Waugh Thistleton Architects went on to design Murray Grove, in Hackney, London, which was completed in 2009. At first glance this might appear to be a relatively unremarkable block of flats and yet it was a seminal moment in design. As the first tall urban housing project to be constructed entirely from prefabricated solid timber, it helped to demonstrate the structural possibilities and economic viability of using timber at scale. A slew of similar projects have since been undertaken around the world, including Dalston Works, also in London, which was the world’s largest cross-laminated timber building on completion in 2017.
While not all builds are as simple as that lone person with a cordless screwdriver who first awed Waugh, there is an ease to its assembly. Most timber buildings tend to be made out of precision-cut pieces of engineered timber, which arrive on site ready to be slotted together. It’s a process that radically reduces the time, labour and material waste typically needed to construct a building.

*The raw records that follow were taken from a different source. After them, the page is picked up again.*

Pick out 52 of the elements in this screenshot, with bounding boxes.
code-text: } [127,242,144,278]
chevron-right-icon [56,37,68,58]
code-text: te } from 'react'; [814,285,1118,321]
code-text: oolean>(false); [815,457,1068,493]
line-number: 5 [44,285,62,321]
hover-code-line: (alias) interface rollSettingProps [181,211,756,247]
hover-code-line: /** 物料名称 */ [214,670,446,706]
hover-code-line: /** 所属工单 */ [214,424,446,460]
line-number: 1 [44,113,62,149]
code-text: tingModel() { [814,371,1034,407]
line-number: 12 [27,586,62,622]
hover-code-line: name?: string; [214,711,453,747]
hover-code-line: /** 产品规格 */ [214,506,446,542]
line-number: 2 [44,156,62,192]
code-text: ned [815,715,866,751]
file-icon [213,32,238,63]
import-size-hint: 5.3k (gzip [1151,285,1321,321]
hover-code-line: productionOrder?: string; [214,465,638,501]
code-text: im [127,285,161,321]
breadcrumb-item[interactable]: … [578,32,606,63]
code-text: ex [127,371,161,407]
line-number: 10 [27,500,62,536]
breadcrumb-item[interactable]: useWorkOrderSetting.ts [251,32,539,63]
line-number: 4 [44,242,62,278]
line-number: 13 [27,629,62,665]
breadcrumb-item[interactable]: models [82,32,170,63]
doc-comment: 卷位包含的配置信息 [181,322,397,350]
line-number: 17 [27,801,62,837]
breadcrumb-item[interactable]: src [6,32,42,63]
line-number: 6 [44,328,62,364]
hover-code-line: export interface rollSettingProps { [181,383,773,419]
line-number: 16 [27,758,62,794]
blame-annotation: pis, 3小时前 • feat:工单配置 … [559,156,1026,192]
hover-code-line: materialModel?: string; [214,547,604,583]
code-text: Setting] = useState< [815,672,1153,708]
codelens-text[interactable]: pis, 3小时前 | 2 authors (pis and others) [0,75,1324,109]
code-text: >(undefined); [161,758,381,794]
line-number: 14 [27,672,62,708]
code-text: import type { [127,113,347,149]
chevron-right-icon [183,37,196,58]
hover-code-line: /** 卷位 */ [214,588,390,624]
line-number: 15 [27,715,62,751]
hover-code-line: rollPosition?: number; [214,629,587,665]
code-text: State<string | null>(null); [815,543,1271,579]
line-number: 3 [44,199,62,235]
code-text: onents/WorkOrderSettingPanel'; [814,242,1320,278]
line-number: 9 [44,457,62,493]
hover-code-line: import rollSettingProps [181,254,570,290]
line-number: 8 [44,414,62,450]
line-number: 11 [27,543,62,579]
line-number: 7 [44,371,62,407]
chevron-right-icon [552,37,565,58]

It also means a rethinking of the relationship architects have with design. “The process of design is something that we've had to relearn as a practice,” says Waugh. “When designing with timber, you need to think about a building in terms of what you can do with components, rather than thinking of a final shape and wondering what you build it out of. It's a much more tectonic process.”
Timber’s material properties propose new considerations for designers. It’s much lighter than concrete or steel, which means that timber buildings can weigh as little as 20 per cent of what a concrete building might. They require minimal foundations to anchor them in the ground. Wood’s adaptability also proves more flexible over a building’s lifespan than a steel or concrete counterpart. “You can make a hole in the floor and put a staircase through really easily,” says Waugh. What’s more, there are already factories that specialise in repurposing timber from dismantled buildings so that it can be used anew. This circulatory means there’s less chance of the demolished material ending up as landfill.

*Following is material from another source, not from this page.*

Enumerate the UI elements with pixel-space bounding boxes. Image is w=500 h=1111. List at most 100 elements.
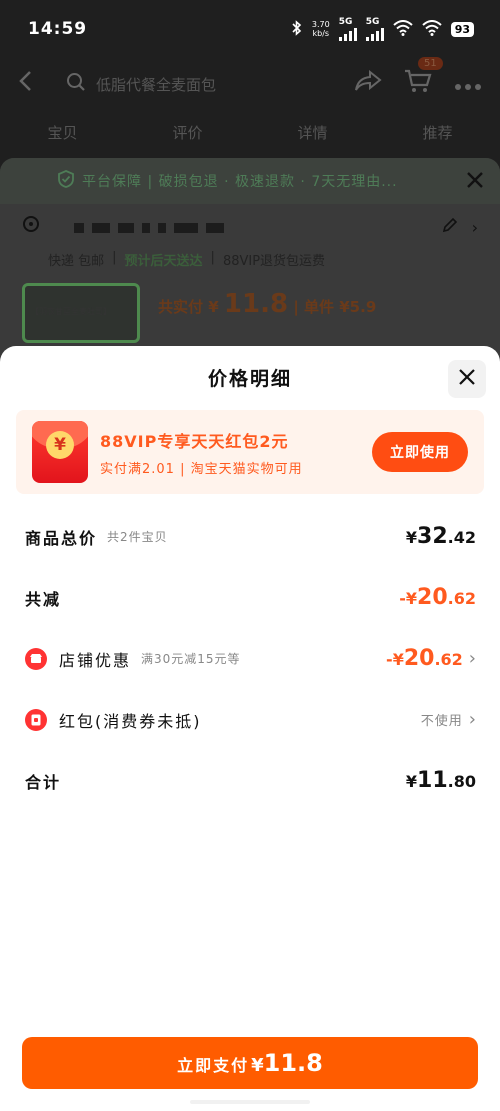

“There are a lot of perceptions that sustainability means compromise, and I think that is a problem,” says Waugh. “So much of how we react to the climate emergency can mean positive change. We have to see this as an opportunity to improve society, to improve architecture; to move towards a more people-centric architecture.” Timber need not be considered an “it will do” replacement to steel or concrete, but an exciting proposition for new projects.